Described by The New York Times as a “social conscience, multimedia collaborator, system builder, rhapsodist, historical thinker and multicultural gateway,” composer and pianist Vijay Iyer has carved out a unique path as an influential, prolific, shape-shifting presence in twenty-first-century music over the last twenty-five years, earning him a place as one of the leading music-makers of his generation.

 

He received a MacArthur Fellowship, a Doris Duke Performing Artist Award, a United States Artist Fellowship, a Grammy nomination, the Alpert Award in the Arts, and two German “Echo” awards, and was voted Downbeat Magazine’s Jazz Artist of the Year four times in the last decade. He has been praised by Pitchfork as “one of the best in the world at what he does,” by the Los Angeles Weekly as “a boundless and deeply important young star,” and by Minnesota Public Radio as “an American treasure.”

 

Iyer’s musical language is grounded in the rhythmic traditions of South Asia and West Africa, the African American creative music movement of the '60s and '70s, and the lineage of composer-pianists from Duke Ellington and Thelonious Monk to Alice Coltrane and Geri Allen.

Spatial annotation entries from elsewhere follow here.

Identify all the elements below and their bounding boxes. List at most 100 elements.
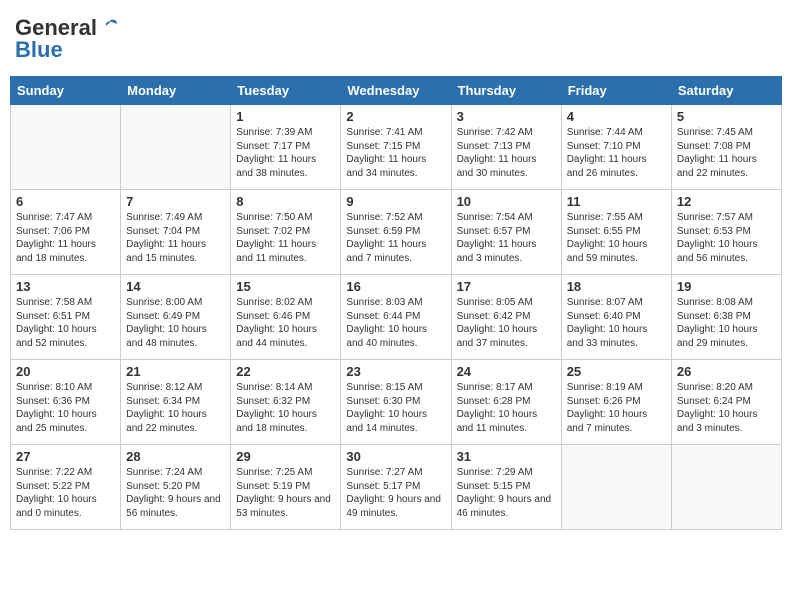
calendar-cell: 26 Sunrise: 8:20 AM Sunset: 6:24 PM Dayli… [671,360,781,445]
calendar-cell: 13Sunrise: 7:58 AM Sunset: 6:51 PM Dayli… [11,275,121,360]
day-number: 20 [16,364,115,379]
calendar-cell: 31Sunrise: 7:29 AM Sunset: 5:15 PM Dayli… [451,445,561,530]
day-header-saturday: Saturday [671,77,781,105]
day-number: 4 [567,109,666,124]
calendar-week-1: 1 Sunrise: 7:39 AM Sunset: 7:17 PM Daylig… [11,105,782,190]
day-info: Sunrise: 8:15 AM Sunset: 6:30 PM Dayligh… [346,381,445,435]
calendar-cell: 25 Sunrise: 8:19 AM Sunset: 6:26 PM Dayli… [561,360,671,445]
logo-bird-icon [99,17,121,39]
day-info: Sunrise: 8:17 AM Sunset: 6:28 PM Dayligh… [457,381,556,435]
day-info: Sunrise: 7:24 AM Sunset: 5:20 PM Dayligh… [126,466,225,520]
calendar-cell: 29 Sunrise: 7:25 AM Sunset: 5:19 PM Dayli… [231,445,341,530]
calendar-cell [671,445,781,530]
day-header-wednesday: Wednesday [341,77,451,105]
calendar-cell: 1 Sunrise: 7:39 AM Sunset: 7:17 PM Daylig… [231,105,341,190]
day-number: 29 [236,449,335,464]
calendar-cell: 21 Sunrise: 8:12 AM Sunset: 6:34 PM Dayli… [121,360,231,445]
calendar-cell: 24 Sunrise: 8:17 AM Sunset: 6:28 PM Dayli… [451,360,561,445]
day-number: 26 [677,364,776,379]
day-info: Sunrise: 8:20 AM Sunset: 6:24 PM Dayligh… [677,381,776,435]
day-info: Sunrise: 8:14 AM Sunset: 6:32 PM Dayligh… [236,381,335,435]
day-info: Sunrise: 8:19 AM Sunset: 6:26 PM Dayligh… [567,381,666,435]
day-number: 8 [236,194,335,209]
day-number: 14 [126,279,225,294]
calendar-cell: 11 Sunrise: 7:55 AM Sunset: 6:55 PM Dayli… [561,190,671,275]
calendar-cell: 6 Sunrise: 7:47 AM Sunset: 7:06 PM Daylig… [11,190,121,275]
day-number: 12 [677,194,776,209]
day-number: 22 [236,364,335,379]
day-info: Sunrise: 7:47 AM Sunset: 7:06 PM Dayligh… [16,211,115,265]
day-info: Sunrise: 7:25 AM Sunset: 5:19 PM Dayligh… [236,466,335,520]
calendar-table: SundayMondayTuesdayWednesdayThursdayFrid… [10,76,782,530]
day-number: 23 [346,364,445,379]
day-info: Sunrise: 7:22 AM Sunset: 5:22 PM Dayligh… [16,466,115,520]
calendar-cell: 28 Sunrise: 7:24 AM Sunset: 5:20 PM Dayli… [121,445,231,530]
day-info: Sunrise: 7:42 AM Sunset: 7:13 PM Dayligh… [457,126,556,180]
day-info: Sunrise: 7:57 AM Sunset: 6:53 PM Dayligh… [677,211,776,265]
day-number: 9 [346,194,445,209]
day-number: 24 [457,364,556,379]
calendar-cell [561,445,671,530]
day-info: Sunrise: 8:03 AM Sunset: 6:44 PM Dayligh… [346,296,445,350]
day-number: 3 [457,109,556,124]
day-number: 27 [16,449,115,464]
day-info: Sunrise: 8:08 AM Sunset: 6:38 PM Dayligh… [677,296,776,350]
day-info: Sunrise: 8:07 AM Sunset: 6:40 PM Dayligh… [567,296,666,350]
day-info: Sunrise: 7:41 AM Sunset: 7:15 PM Dayligh… [346,126,445,180]
logo: General Blue [15,15,121,63]
calendar-cell: 4 Sunrise: 7:44 AM Sunset: 7:10 PM Daylig… [561,105,671,190]
calendar-week-4: 20 Sunrise: 8:10 AM Sunset: 6:36 PM Dayli… [11,360,782,445]
calendar-cell: 15 Sunrise: 8:02 AM Sunset: 6:46 PM Dayli… [231,275,341,360]
calendar-week-2: 6 Sunrise: 7:47 AM Sunset: 7:06 PM Daylig… [11,190,782,275]
calendar-cell: 7 Sunrise: 7:49 AM Sunset: 7:04 PM Daylig… [121,190,231,275]
logo-blue-text: Blue [15,37,63,63]
day-info: Sunrise: 8:12 AM Sunset: 6:34 PM Dayligh… [126,381,225,435]
day-number: 10 [457,194,556,209]
day-number: 17 [457,279,556,294]
day-info: Sunrise: 7:45 AM Sunset: 7:08 PM Dayligh… [677,126,776,180]
day-number: 28 [126,449,225,464]
calendar-cell: 27 Sunrise: 7:22 AM Sunset: 5:22 PM Dayli… [11,445,121,530]
day-number: 1 [236,109,335,124]
calendar-cell: 12 Sunrise: 7:57 AM Sunset: 6:53 PM Dayli… [671,190,781,275]
day-header-friday: Friday [561,77,671,105]
day-header-tuesday: Tuesday [231,77,341,105]
calendar-cell: 14Sunrise: 8:00 AM Sunset: 6:49 PM Dayli… [121,275,231,360]
day-header-thursday: Thursday [451,77,561,105]
calendar-cell: 19Sunrise: 8:08 AM Sunset: 6:38 PM Dayli… [671,275,781,360]
day-info: Sunrise: 7:52 AM Sunset: 6:59 PM Dayligh… [346,211,445,265]
day-info: Sunrise: 7:49 AM Sunset: 7:04 PM Dayligh… [126,211,225,265]
calendar-cell: 16 Sunrise: 8:03 AM Sunset: 6:44 PM Dayli… [341,275,451,360]
day-info: Sunrise: 7:44 AM Sunset: 7:10 PM Dayligh… [567,126,666,180]
day-info: Sunrise: 8:02 AM Sunset: 6:46 PM Dayligh… [236,296,335,350]
calendar-cell [121,105,231,190]
day-number: 11 [567,194,666,209]
calendar-cell: 30 Sunrise: 7:27 AM Sunset: 5:17 PM Dayli… [341,445,451,530]
day-info: Sunrise: 8:05 AM Sunset: 6:42 PM Dayligh… [457,296,556,350]
day-number: 30 [346,449,445,464]
day-number: 7 [126,194,225,209]
day-number: 13 [16,279,115,294]
calendar-week-5: 27 Sunrise: 7:22 AM Sunset: 5:22 PM Dayli… [11,445,782,530]
calendar-cell: 3 Sunrise: 7:42 AM Sunset: 7:13 PM Daylig… [451,105,561,190]
day-header-sunday: Sunday [11,77,121,105]
day-number: 21 [126,364,225,379]
calendar-cell: 5 Sunrise: 7:45 AM Sunset: 7:08 PM Daylig… [671,105,781,190]
day-number: 5 [677,109,776,124]
day-number: 16 [346,279,445,294]
day-number: 6 [16,194,115,209]
calendar-cell: 2Sunrise: 7:41 AM Sunset: 7:15 PM Daylig… [341,105,451,190]
calendar-cell: 18Sunrise: 8:07 AM Sunset: 6:40 PM Dayli… [561,275,671,360]
calendar-cell: 22 Sunrise: 8:14 AM Sunset: 6:32 PM Dayli… [231,360,341,445]
page-header: General Blue [10,10,782,68]
day-number: 25 [567,364,666,379]
calendar-cell: 23 Sunrise: 8:15 AM Sunset: 6:30 PM Dayli… [341,360,451,445]
days-header-row: SundayMondayTuesdayWednesdayThursdayFrid… [11,77,782,105]
day-info: Sunrise: 8:10 AM Sunset: 6:36 PM Dayligh… [16,381,115,435]
day-number: 15 [236,279,335,294]
day-info: Sunrise: 7:27 AM Sunset: 5:17 PM Dayligh… [346,466,445,520]
day-info: Sunrise: 7:39 AM Sunset: 7:17 PM Dayligh… [236,126,335,180]
day-info: Sunrise: 7:54 AM Sunset: 6:57 PM Dayligh… [457,211,556,265]
day-info: Sunrise: 7:55 AM Sunset: 6:55 PM Dayligh… [567,211,666,265]
calendar-cell: 9 Sunrise: 7:52 AM Sunset: 6:59 PM Daylig… [341,190,451,275]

He has released twenty-four albums of his music, most recently UnEasy (ECM Records, 2021), a trio session with drummer Tyshawn Sorey and bassist Linda May Han Oh; The Transitory Poems (ECM, 2019), a live duo recording with pianist Craig Taborn; Far From Over (ECM, 2017) with the award-winning Vijay Iyer Sextet; and A Cosmic Rhythm with Each Stroke (ECM, 2016), a suite of duets with visionary composer-trumpeter Wadada Leo Smith.

 

A longtime New Yorker, Iyer lives in central Harlem with his wife and daughter. He teaches at Harvard University in the Department of Music and the Department of African and African American Studies. He is a Steinway artist.